Reciclaje del vidrio

 

El vidrio es el único material que puede ser recuperado en su totalidad. La cultura y la economía de los residuos tienen su máxima expresión en este tipo de material formado fundamentalmente por sílices y otras bases. Una vez sometidas al proceso de recuperación las pérdidas son mí­nimas por lo que el uso generalizado de vidrio reciclado favorecerá la no sobreexplotación de cientos de miles de canteras en todo el mundo.

Reciclar vidrio es una buena forma de colaborar en la protección del medio ambiente global. De cada kilogramo de envase de vidrio reciclado se obtiene un kilogramo de nuevos envases.

Un kilogramo de vidrio usado ahorra 1.2 kilogramos de materia prima.
Una tonelada de vidrio usado ahorra 130 kilogramos de combustible

Para la fabricación del vidrio se utiliza arena, sosa y caliza.

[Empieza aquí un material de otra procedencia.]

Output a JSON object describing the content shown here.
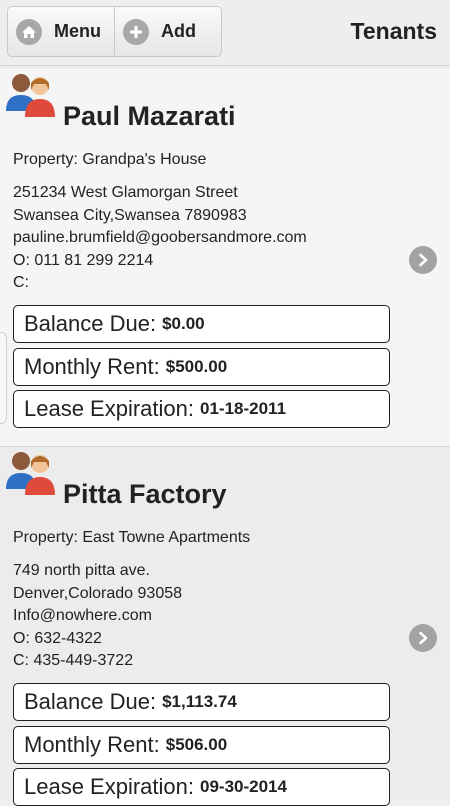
{
  "header": {
    "title": "Tenants",
    "menu_label": "Menu",
    "add_label": "Add"
  },
  "tenants": [
    {
      "name": "Paul Mazarati",
      "property": "Property: Grandpa's House",
      "address_lines": [
        "251234 West Glamorgan Street",
        "Swansea City,Swansea 7890983"
      ],
      "email": "pauline.brumfield@goobersandmore.com",
      "office_phone": "O: 011 81 299 2214",
      "cell_phone": "C:",
      "balance_label": "Balance Due:",
      "balance_value": "$0.00",
      "rent_label": "Monthly Rent:",
      "rent_value": "$500.00",
      "lease_label": "Lease Expiration:",
      "lease_value": "01-18-2011"
    },
    {
      "name": "Pitta Factory",
      "property": "Property: East Towne Apartments",
      "address_lines": [
        "749 north pitta ave.",
        "Denver,Colorado 93058"
      ],
      "email": "Info@nowhere.com",
      "office_phone": "O: 632-4322",
      "cell_phone": "C: 435-449-3722",
      "balance_label": "Balance Due:",
      "balance_value": "$1,113.74",
      "rent_label": "Monthly Rent:",
      "rent_value": "$506.00",
      "lease_label": "Lease Expiration:",
      "lease_value": "09-30-2014"
    }
  ],
  "icons": {
    "menu": "home-icon",
    "add": "plus-icon",
    "avatar": "tenant-avatar-icon",
    "detail": "chevron-right-icon"
  }
}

Estos componentes son molidos y mezclados, para posteriormente calcinarlos eliminando el agua y el anhí­drido carbónico. Después pasan al crisol de tierra refractaria donde se funden a temperaturas superiores de 1.500 grados. La arena se encuentra en un 70% y es denominada vitrificante; la sosa, en un 18% ayuda a fundir, recibiendo el nombre de fundente; la caliza, en un 10%, actúa como estabilizante. El 2% restante lo componen otras sustancias como pueden ser plomo, boro, óxidos metálicos, que modifican las propiedades del vidrio así­ como su aspecto. 

Una vez que el vidrio ha sido utilizado y depositado para su reciclaje comienza un proceso que lo convertirá en un producto nuevo: el vidrio se separa de cuerpos extraídos, se tritura y limpia. El producto de esta operación es llevado a las fábricas de vidrio donde se utiliza como materia prima para la nueva elaboración del vidrio. Este producto resultante de las plantas de tratamiento se denomina "calcín" en la industria vidriera, donde se volverá a utilizar igual que si se tratase de materia prima nueva.
 
 El calcín se mezcla con arena, sosa, caliza y otros componentes y se funde a 1.500 grados centí­grados. Después  el vidrio es homogeneizado hasta obtener una masa en estado líquido: la gota de vidrio. Esta gota se lleva al molde, que dará forma al nuevo envase. Estos productos tienen las mismas características que los originales.